Question

Ratio of the wavenumber of the first line of Lyman
series of hydrogen atom to the first line of Balmer
series of He+ ion will be

A. 5:2
B. 9:5
C. 27:20
D. 7:5​

Answer 1

To Find :

• The Ratio of wavenumber of the first line of Lyman series of hydrogen atom to the first line of Balmer series of He⁺ ion

Solution :

Wavenumber of a spectral line is given by ,

$\\ \star \: {\boxed{\purple{\sf{ \frac{1}{ \lambda} =RZ^2 \bigg( \dfrac{1}{ {n_1}^{2} } - \dfrac{1}{ {n_2}^{2} } \bigg) }}}}$

Here ,

• R is Rydberg's constant
• Z is atomic number
• n₁ and n₂ are energy levels (n₂ > n₁)

First let us calculate the wavenumber of first line of Lyman series of hydrogen atom.

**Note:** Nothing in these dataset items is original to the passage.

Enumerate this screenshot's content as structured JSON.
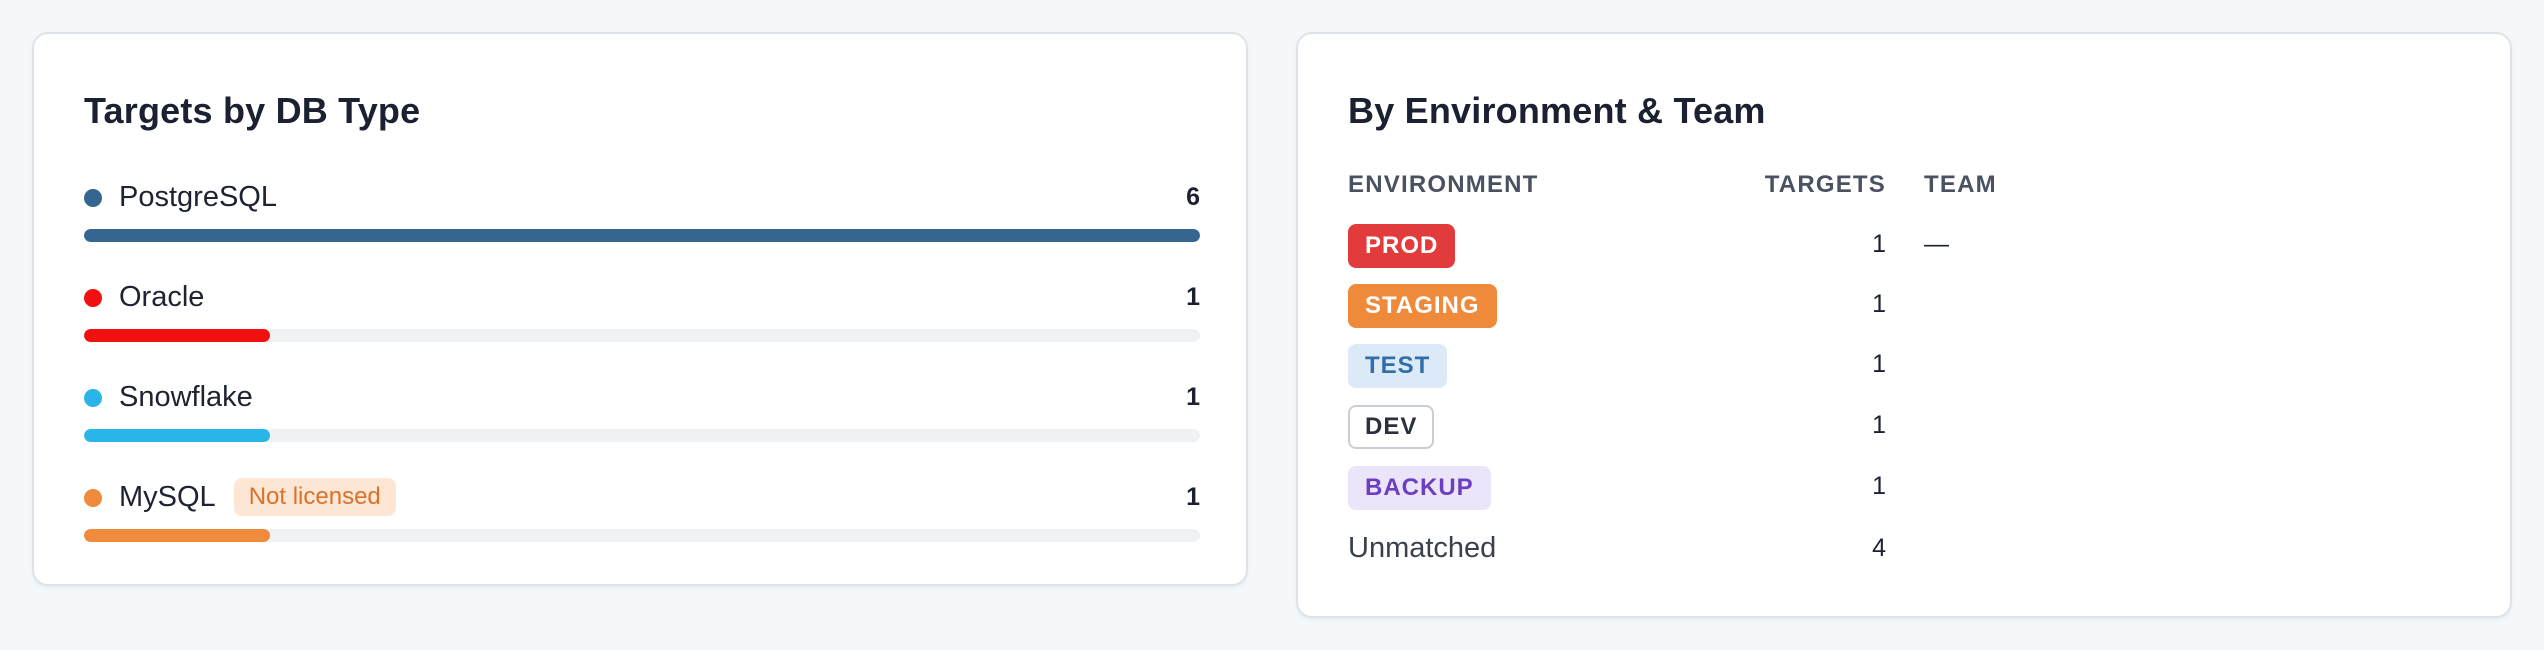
{
  "db_card": {
    "title": "Targets by DB Type",
    "max_count": 6,
    "items": [
      {
        "label": "PostgreSQL",
        "count": "6",
        "value": 6,
        "color": "#356690",
        "badge": ""
      },
      {
        "label": "Oracle",
        "count": "1",
        "value": 1,
        "color": "#f20f0f",
        "badge": ""
      },
      {
        "label": "Snowflake",
        "count": "1",
        "value": 1,
        "color": "#29b5e8",
        "badge": ""
      },
      {
        "label": "MySQL",
        "count": "1",
        "value": 1,
        "color": "#f08a3c",
        "badge": "Not licensed"
      }
    ]
  },
  "env_card": {
    "title": "By Environment & Team",
    "headers": {
      "environment": "ENVIRONMENT",
      "targets": "TARGETS",
      "team": "TEAM"
    },
    "rows": [
      {
        "env": "PROD",
        "targets": "1",
        "team": "—",
        "bg": "#e23b3b",
        "fg": "#ffffff",
        "border": "#e23b3b"
      },
      {
        "env": "STAGING",
        "targets": "1",
        "team": "",
        "bg": "#ef8a3a",
        "fg": "#ffffff",
        "border": "#ef8a3a"
      },
      {
        "env": "TEST",
        "targets": "1",
        "team": "",
        "bg": "#dce9f7",
        "fg": "#2f6ea9",
        "border": "#dce9f7"
      },
      {
        "env": "DEV",
        "targets": "1",
        "team": "",
        "bg": "#ffffff",
        "fg": "#2a303c",
        "border": "#c9ced6"
      },
      {
        "env": "BACKUP",
        "targets": "1",
        "team": "",
        "bg": "#ece4f8",
        "fg": "#6b3fc0",
        "border": "#ece4f8"
      }
    ],
    "unmatched": {
      "label": "Unmatched",
      "targets": "4"
    }
  }
}
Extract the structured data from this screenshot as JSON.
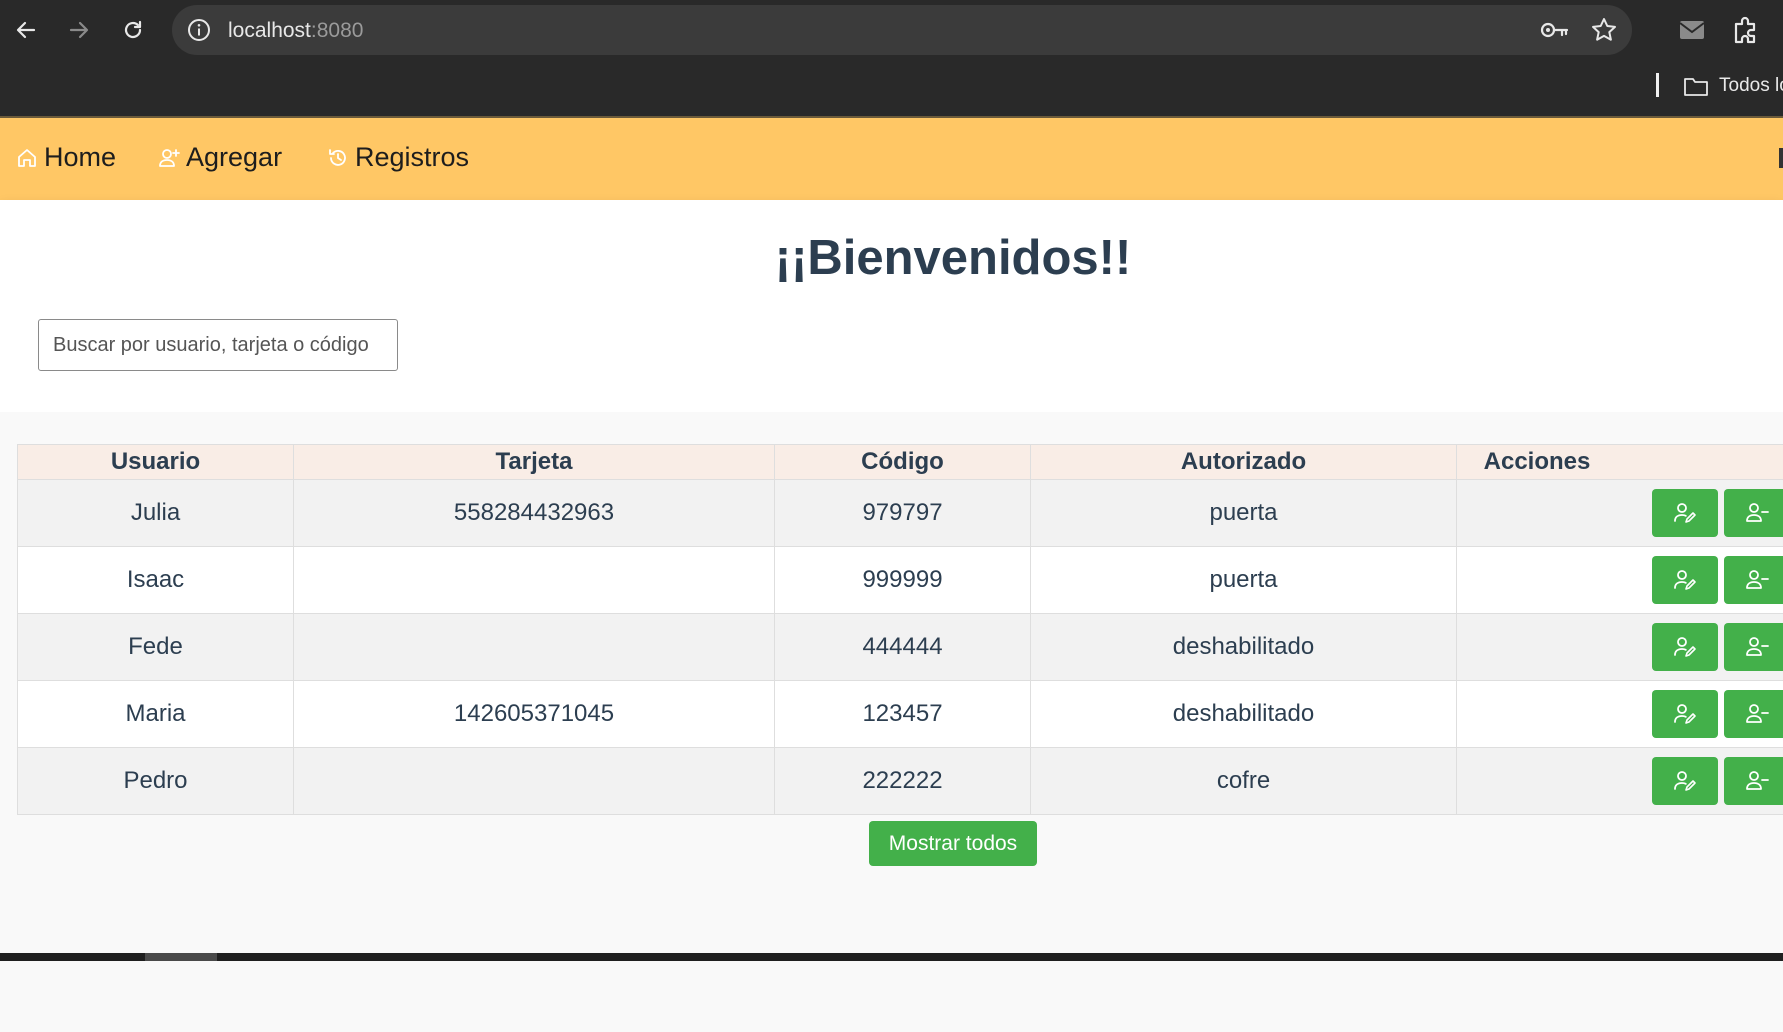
{
  "browser": {
    "url_host": "localhost",
    "url_port": ":8080",
    "bookmark_label": "Todos lo"
  },
  "navbar": {
    "items": [
      {
        "label": "Home",
        "icon": "home-icon"
      },
      {
        "label": "Agregar",
        "icon": "user-add-icon"
      },
      {
        "label": "Registros",
        "icon": "history-icon"
      }
    ]
  },
  "page": {
    "title": "¡¡Bienvenidos!!"
  },
  "search": {
    "placeholder": "Buscar por usuario, tarjeta o código",
    "value": ""
  },
  "table": {
    "headers": [
      "Usuario",
      "Tarjeta",
      "Código",
      "Autorizado",
      "Acciones"
    ],
    "rows": [
      {
        "usuario": "Julia",
        "tarjeta": "558284432963",
        "codigo": "979797",
        "autorizado": "puerta"
      },
      {
        "usuario": "Isaac",
        "tarjeta": "",
        "codigo": "999999",
        "autorizado": "puerta"
      },
      {
        "usuario": "Fede",
        "tarjeta": "",
        "codigo": "444444",
        "autorizado": "deshabilitado"
      },
      {
        "usuario": "Maria",
        "tarjeta": "142605371045",
        "codigo": "123457",
        "autorizado": "deshabilitado"
      },
      {
        "usuario": "Pedro",
        "tarjeta": "",
        "codigo": "222222",
        "autorizado": "cofre"
      }
    ],
    "action_icons": [
      "user-edit-icon",
      "user-remove-icon"
    ]
  },
  "buttons": {
    "show_all_label": "Mostrar todos"
  },
  "colors": {
    "navbar_bg": "#ffc765",
    "action_green": "#43b04a",
    "title_color": "#2c3e50",
    "header_bg": "#f9ede6"
  }
}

• For first line of lyman series , n₁ = 1 and n₂ = 2
• Z = 1 {Atomic number of hydrogen atom}
• R {Constant}

Substituting the values ;

$\\ : \implies \sf \: \dfrac{1}{ \lambda_1} = R \times {1}^{2} \bigg( \dfrac{1}{ {1}^{2} } - \dfrac{1}{ {2}^{2} } \bigg)$

$\\ : \implies \sf \: \dfrac{1}{ \lambda_1} = R \times 1 \bigg( \dfrac{1}{1} - \dfrac{1}{4} \bigg)$

$\\ : \implies \sf \: \dfrac{1}{ \lambda_1} = R \bigg( \dfrac{3}{4} \bigg)$

$\\ :\implies{\underline{\boxed{\red{\sf{\overline{\upsilon}_1= \dfrac{3R}{4} }}}}} \: \bigstar$

[ Since wavenumber is equal to the reciprocal of wavelength]

Now , Calculating the wavenumber of first line of Balmer series of He⁺ ion.

• For first line of balmer series Balmer series , n₁ = 2 and n₂ = 3.
• Atomic number of He⁺ ion = 2

Substituting the values ;

$\\ : \implies \sf \: \dfrac{1}{ \lambda_2} = R \times 2^2 \bigg( \dfrac{1}{ {2}^{2} } - \dfrac{1}{ {3}^{2} } \bigg)$

$\\ : \implies \sf \: \dfrac{1}{ \lambda_2} = R \times 4 \bigg( \dfrac{1}{4} - \dfrac{1}{9} \bigg)$

$\\ : \implies \sf \: \dfrac{1}{ \lambda_2} = 4R \bigg( \dfrac{5}{36} \bigg)$

$\\ :\implies{\underline{\boxed{\red{\sf{\overline{\upsilon}_{2} = \dfrac{20R}{36} }}}}} \: \bigstar$

Now , Calculating the ratio ;

$\\ : \implies \sf \: \dfrac{ \overline{ \upsilon}_1}{ \overline{ \upsilon}_2} = \dfrac{ \frac{3R}{4} }{ \frac{20R}{36} }$

$\\ : \implies \sf \: \dfrac{ \overline{ \upsilon}_1}{ \overline{ \upsilon}_2} = \dfrac{ \frac{3}{4} }{ \frac{20}{36} }$

$\\ : \implies \sf \: \dfrac{ \overline{ \upsilon}_1}{ \overline{ \upsilon}_2} = \dfrac{ 3 \times 36}{ 20 \times 4 }$

$\\ : \implies{\underline{\boxed{\pink{\sf{ \: \dfrac{ \overline{ \upsilon}_1}{ \overline{ \upsilon}_2} = \dfrac{ 27}{ 20 }}}}}} \: \bigstar$

Hence ,

• The required ratio is 27 : 20. So , Option(3) is the required answer.